All the container runs use the command above and are passed through the function run_prepro_cmd

Note

  • Each pre-processing step that can be disabled has a boolean entry enabled: true that can be set to false.
  • The steps that rely on a container are set with a list of valid tags

Tags

There are a limited set of tags that can be used for preprocessing:

Command
Description Comments
<mount> Where the different folders will be mounted on Docker Docker only
<singularity_mount> Where the different folders will be mounted on Singularity Singularity only
<singularity_path> The base path of the Singularity image Singularity only
<input_stacks> The list of inputs stacks will be given as arguments Mutually exclusive with <input_dir>
<input_masks> The list of inputs masks will be given as arguments Mutually exclusive with <input_masks_dir>
<output_stacks> The list of output stacks
<output_masks> The list of output masks

  1. Razieh Faghihpirayesh, Davood Karimi, Deniz Erdoğmuş, and Ali Gholipour. Fetal-BET: brain extraction tool for fetal MRI. IEEE Open Journal of Engineering in Medicine and Biology, 2024. 

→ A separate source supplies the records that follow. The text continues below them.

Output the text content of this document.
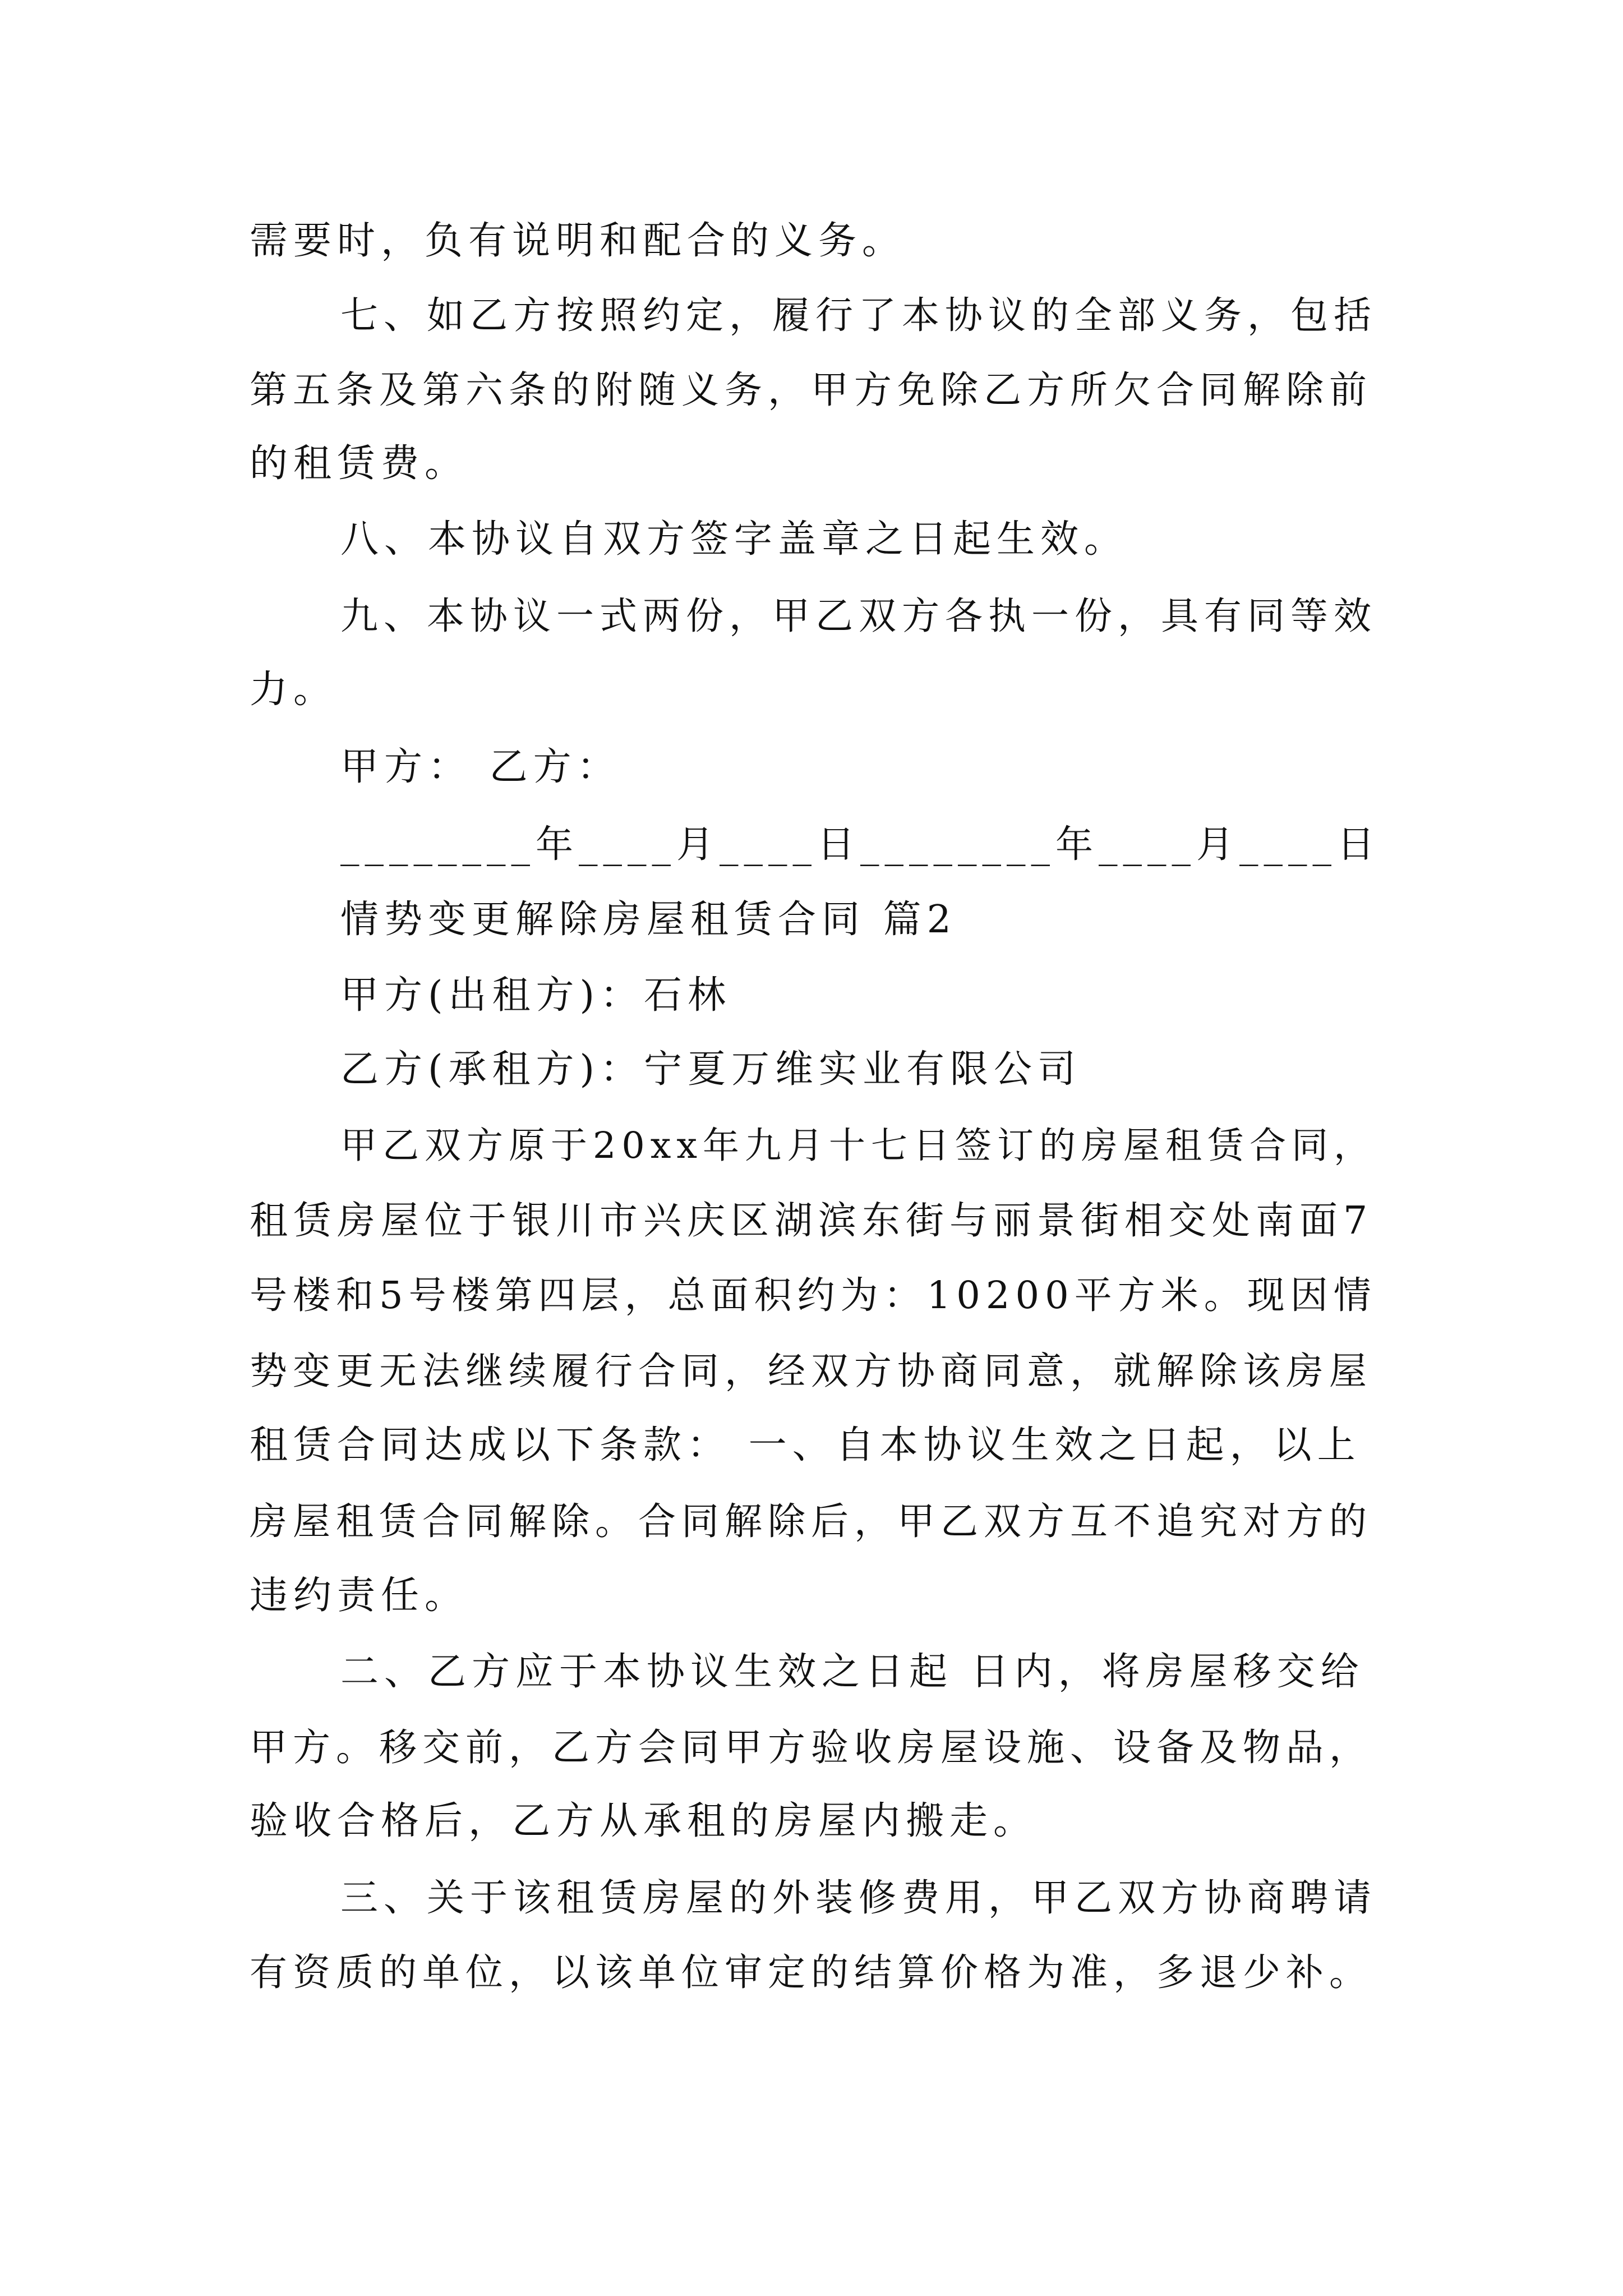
需要时，负有说明和配合的义务。
七、如乙方按照约定，履行了本协议的全部义务，包括
第五条及第六条的附随义务，甲方免除乙方所欠合同解除前
的租赁费。
八、本协议自双方签字盖章之日起生效。
九、本协议一式两份，甲乙双方各执一份，具有同等效
力。
甲方： 乙方：
________年____月____日________年____月____日
情势变更解除房屋租赁合同 篇2
甲方(出租方)：石林
乙方(承租方)：宁夏万维实业有限公司
甲乙双方原于20xx年九月十七日签订的房屋租赁合同，
租赁房屋位于银川市兴庆区湖滨东街与丽景街相交处南面7
号楼和5号楼第四层，总面积约为：10200平方米。现因情
势变更无法继续履行合同，经双方协商同意，就解除该房屋
租赁合同达成以下条款： 一、自本协议生效之日起，以上
房屋租赁合同解除。合同解除后，甲乙双方互不追究对方的
违约责任。
二、乙方应于本协议生效之日起 日内，将房屋移交给
甲方。移交前，乙方会同甲方验收房屋设施、设备及物品，
验收合格后，乙方从承租的房屋内搬走。
三、关于该租赁房屋的外装修费用，甲乙双方协商聘请
有资质的单位，以该单位审定的结算价格为准，多退少补。
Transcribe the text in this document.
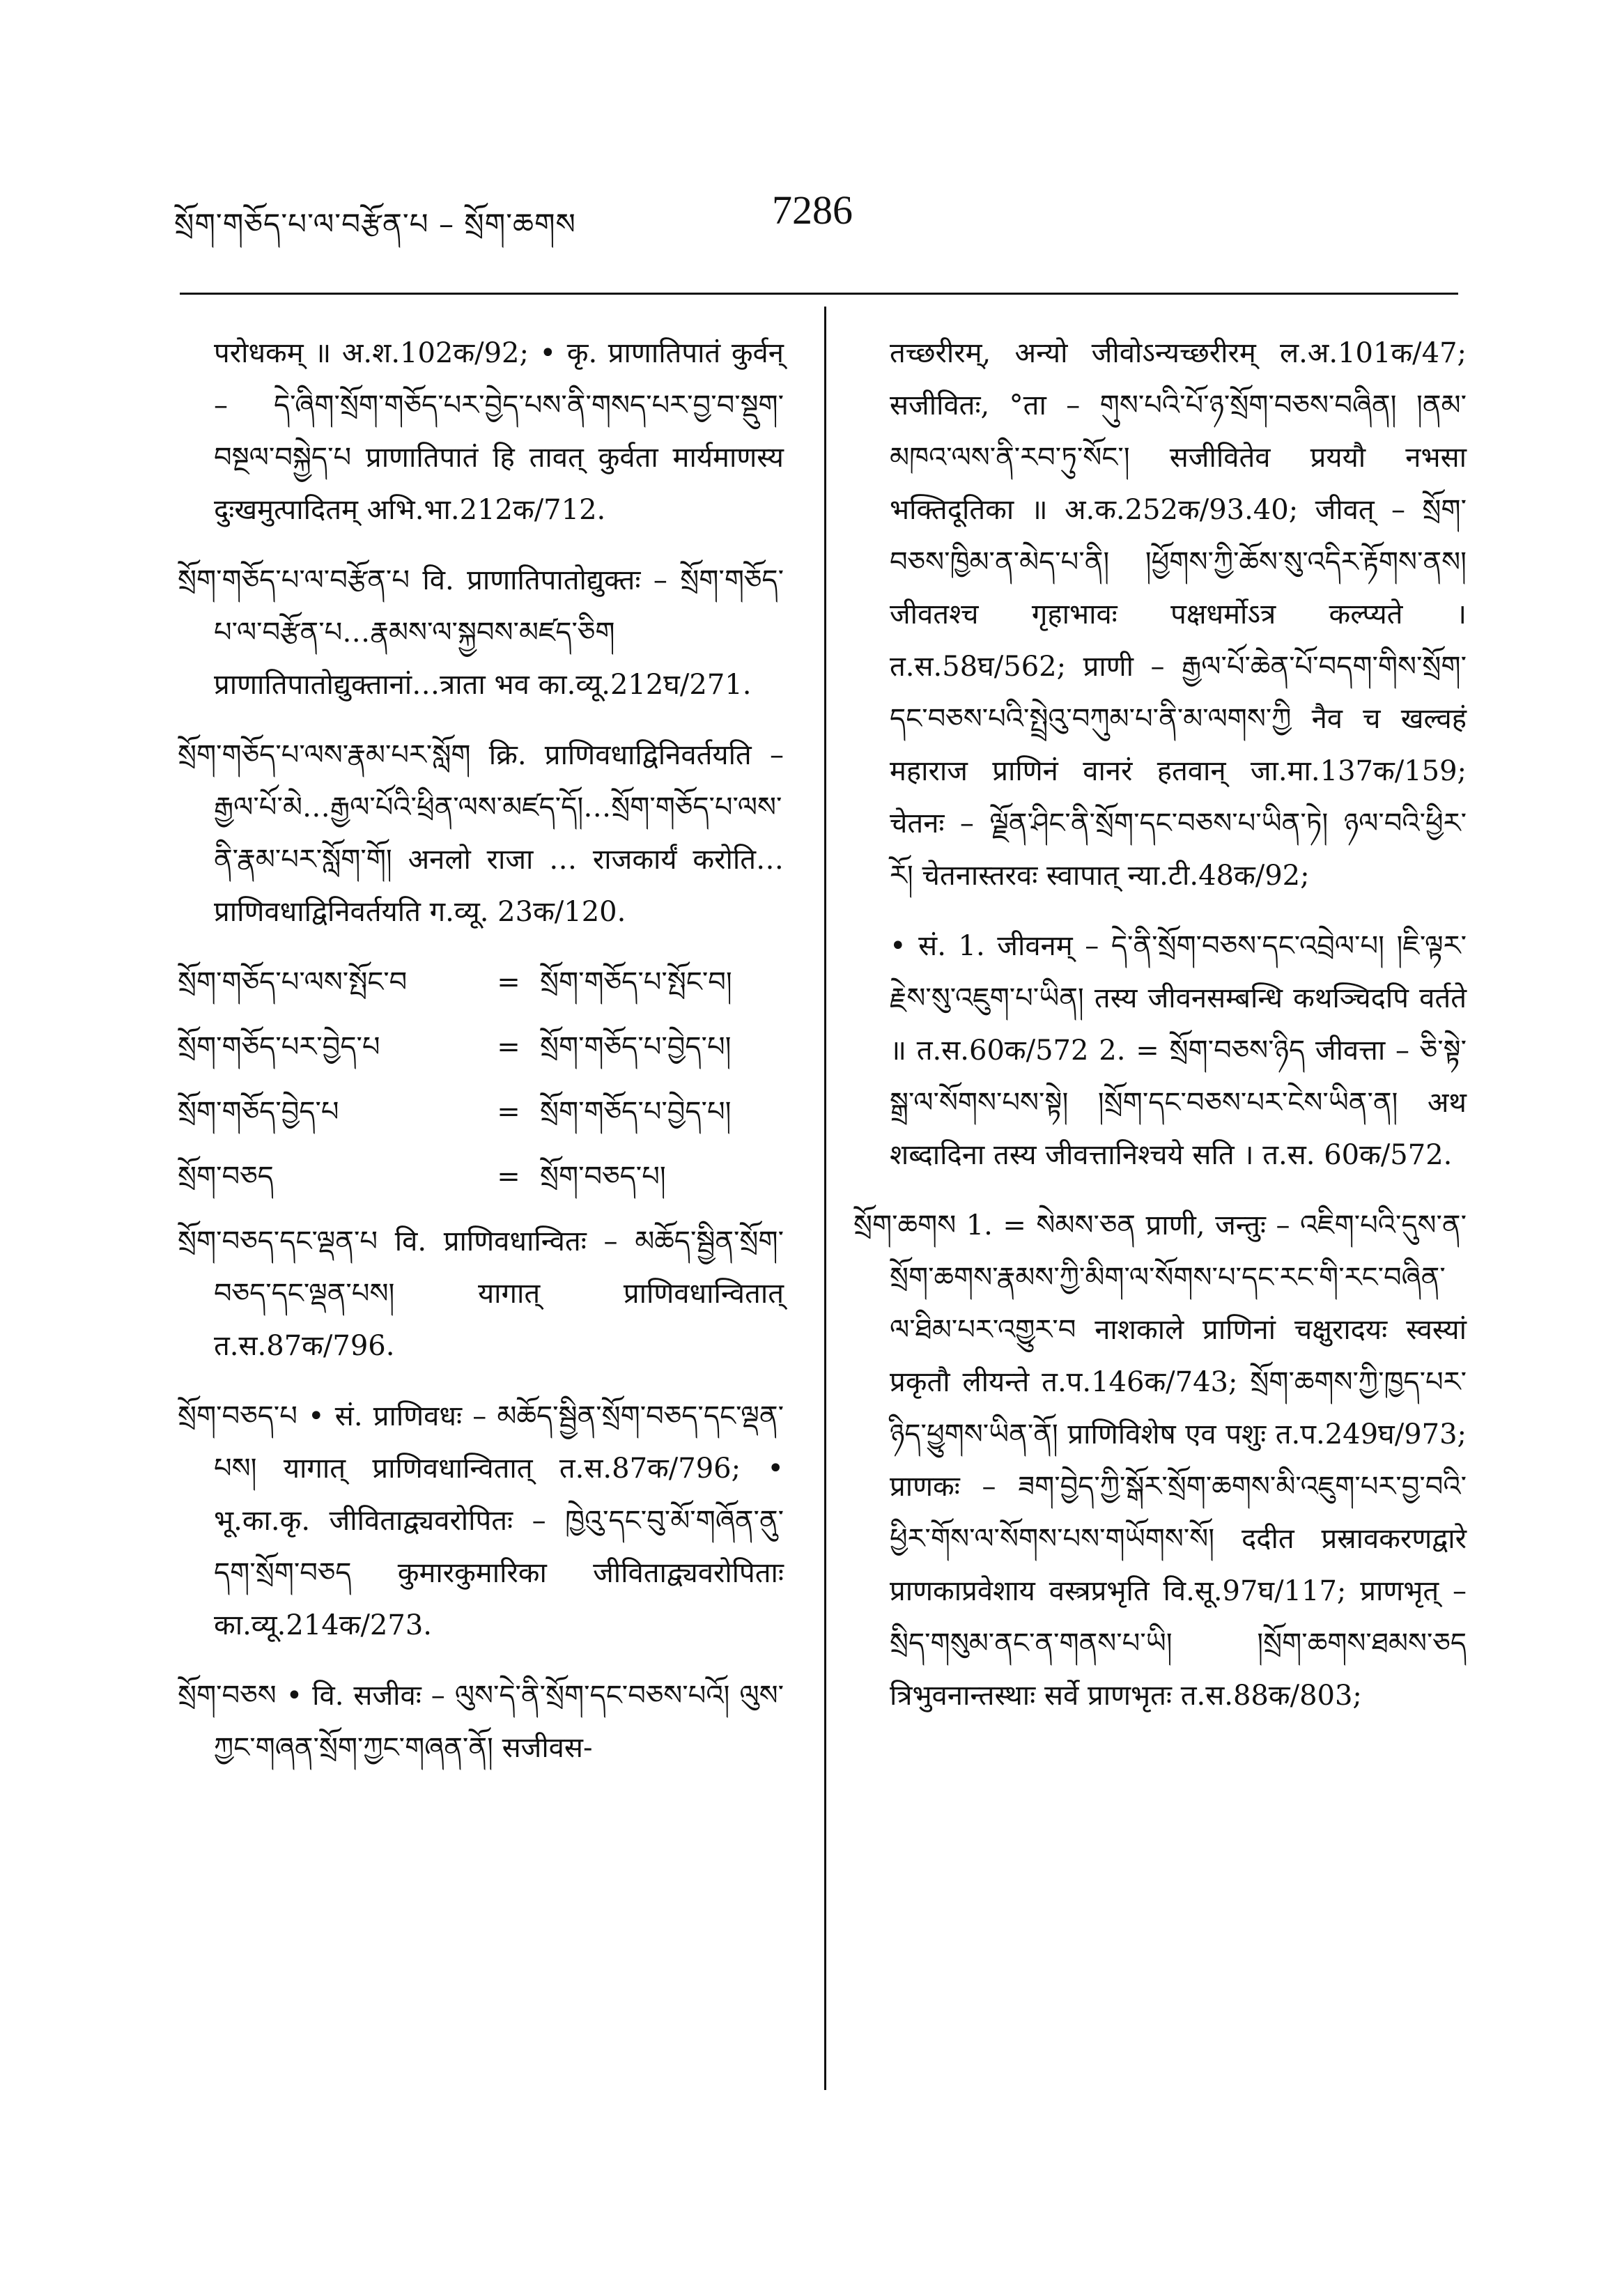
སྲོག་གཅོད་པ་ལ་བརྩོན་པ – སྲོག་ཆགས	7286

परोधकम् ॥ अ.श.102क/92; • कृ. प्राणातिपातं कुर्वन् – དེ་ཞིག་སྲོག་གཅོད་པར་བྱེད་པས་ནི་གསད་པར་བྱ་བ་སྡུག་བསྔལ་བསྐྱེད་པ प्राणातिपातं हि तावत् कुर्वता मार्यमाणस्य दुःखमुत्पादितम् अभि.भा.212क/712.

སྲོག་གཅོད་པ་ལ་བརྩོན་པ वि. प्राणातिपातोद्युक्तः – སྲོག་གཅོད་པ་ལ་བརྩོན་པ…རྣམས་ལ་སྐྱབས་མཛད་ཅིག प्राणातिपातोद्युक्तानां…त्राता भव का.व्यू.212घ/271.

སྲོག་གཅོད་པ་ལས་རྣམ་པར་སློག क्रि. प्राणिवधाद्विनिवर्तयति – རྒྱལ་པོ་མེ…རྒྱལ་པོའི་ཕྲིན་ལས་མཛད་དོ།…སྲོག་གཅོད་པ་ལས་ནི་རྣམ་པར་སློག་གོ། अनलो राजा … राजकार्यं करोति… प्राणिवधाद्विनिवर्तयति ग.व्यू. 23क/120.

སྲོག་གཅོད་པ་ལས་སྤོང་བ	= སྲོག་གཅོད་པ་སྤོང་བ།
སྲོག་གཅོད་པར་བྱེད་པ	= སྲོག་གཅོད་པ་བྱེད་པ།
སྲོག་གཅོད་བྱེད་པ	= སྲོག་གཅོད་པ་བྱེད་པ།
སྲོག་བཅད	= སྲོག་བཅད་པ།

སྲོག་བཅད་དང་ལྡན་པ वि. प्राणिवधान्वितः – མཆོད་སྦྱིན་སྲོག་བཅད་དང་ལྡན་པས། यागात् प्राणिवधान्वितात् त.स.87क/796.

སྲོག་བཅད་པ • सं. प्राणिवधः – མཆོད་སྦྱིན་སྲོག་བཅད་དང་ལྡན་པས། यागात् प्राणिवधान्वितात् त.स.87क/796; • भू.का.कृ. जीविताद्व्यवरोपितः – ཁྱེའུ་དང་བུ་མོ་གཞོན་ནུ་དག་སྲོག་བཅད कुमारकुमारिका जीविताद्व्यवरोपिताः का.व्यू.214क/273.

སྲོག་བཅས • वि. सजीवः – ལུས་དེ་ནི་སྲོག་དང་བཅས་པའོ། ལུས་ཀྱང་གཞན་སྲོག་ཀྱང་གཞན་ནོ། सजीवस-

तच्छरीरम्, अन्यो जीवोऽन्यच्छरीरम् ल.अ.101क/47; सजीवितः, °ता – གུས་པའི་པོ་ཉ་སྲོག་བཅས་བཞིན། །ནམ་མཁའ་ལས་ནི་རབ་ཏུ་སོང་། सजीवितेव प्रययौ नभसा भक्तिदूतिका ॥ अ.क.252क/93.40; जीवत् – སྲོག་བཅས་ཁྱིམ་ན་མེད་པ་ནི། །ཕྱོགས་ཀྱི་ཆོས་སུ་འདིར་རྟོགས་ནས། जीवतश्च गृहाभावः पक्षधर्मोऽत्र कल्प्यते । त.स.58घ/562; प्राणी – རྒྱལ་པོ་ཆེན་པོ་བདག་གིས་སྲོག་དང་བཅས་པའི་སྤྲེའུ་བཀུམ་པ་ནི་མ་ལགས་ཀྱི नैव च खल्वहं महाराज प्राणिनं वानरं हतवान् जा.मा.137क/159; चेतनः – ལྗོན་ཤིང་ནི་སྲོག་དང་བཅས་པ་ཡིན་ཏེ། ཉལ་བའི་ཕྱིར་རོ། चेतनास्तरवः स्वापात् न्या.टी.48क/92;

• सं. 1. जीवनम् – དེ་ནི་སྲོག་བཅས་དང་འབྲེལ་པ། །ཇི་ལྟར་རྗེས་སུ་འཇུག་པ་ཡིན། तस्य जीवनसम्बन्धि कथञ्चिदपि वर्तते ॥ त.स.60क/572 2. = སྲོག་བཅས་ཉིད जीवत्ता – ཅི་སྟེ་སྒྲ་ལ་སོགས་པས་སྟེ། །སྲོག་དང་བཅས་པར་ངེས་ཡིན་ན། अथ शब्दादिना तस्य जीवत्तानिश्चये सति । त.स. 60क/572.

སྲོག་ཆགས 1. = སེམས་ཅན प्राणी, जन्तुः – འཇིག་པའི་དུས་ན་སྲོག་ཆགས་རྣམས་ཀྱི་མིག་ལ་སོགས་པ་དང་རང་གི་རང་བཞིན་ལ་ཐིམ་པར་འགྱུར་བ नाशकाले प्राणिनां चक्षुरादयः स्वस्यां प्रकृतौ लीयन्ते त.प.146क/743; སྲོག་ཆགས་ཀྱི་ཁྱད་པར་ཉིད་ཕྱུགས་ཡིན་ནོ། प्राणिविशेष एव पशुः त.प.249घ/973; प्राणकः – ཟག་བྱེད་ཀྱི་སྒོར་སྲོག་ཆགས་མི་འཇུག་པར་བྱ་བའི་ཕྱིར་གོས་ལ་སོགས་པས་གཡོགས་སོ། ददीत प्रस्रावकरणद्वारे प्राणकाप्रवेशाय वस्त्रप्रभृति वि.सू.97घ/117; प्राणभृत् – སྲིད་གསུམ་ནང་ན་གནས་པ་ཡི། །སྲོག་ཆགས་ཐམས་ཅད त्रिभुवनान्तस्थाः सर्वे प्राणभृतः त.स.88क/803;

  2. Marta Ranzini, Lucas Fidon, Sébastien Ourselin, Marc Modat, and Tom Vercauteren. MONAIfbs: monai-based fetal brain mri deep learning segmentation. arXiv preprint arXiv:2103.13314, 2021. 

  3. José V Manjón, Pierrick Coupé, Luis Martí-Bonmatí, D Louis Collins, and Montserrat Robles. Adaptive non-local means denoising of mr images with spatially varying noise levels. Journal of Magnetic Resonance Imaging, 31(1):192–203, 2010. 

  4. Nicholas J Tustison, Brian B Avants, Philip A Cook, Yuanjie Zheng, Alexander Egan, Paul A Yushkevich, and James C Gee. N4ITK: improved n3 bias correction. IEEE transactions on medical imaging, 29(6):1310–1320, 2010.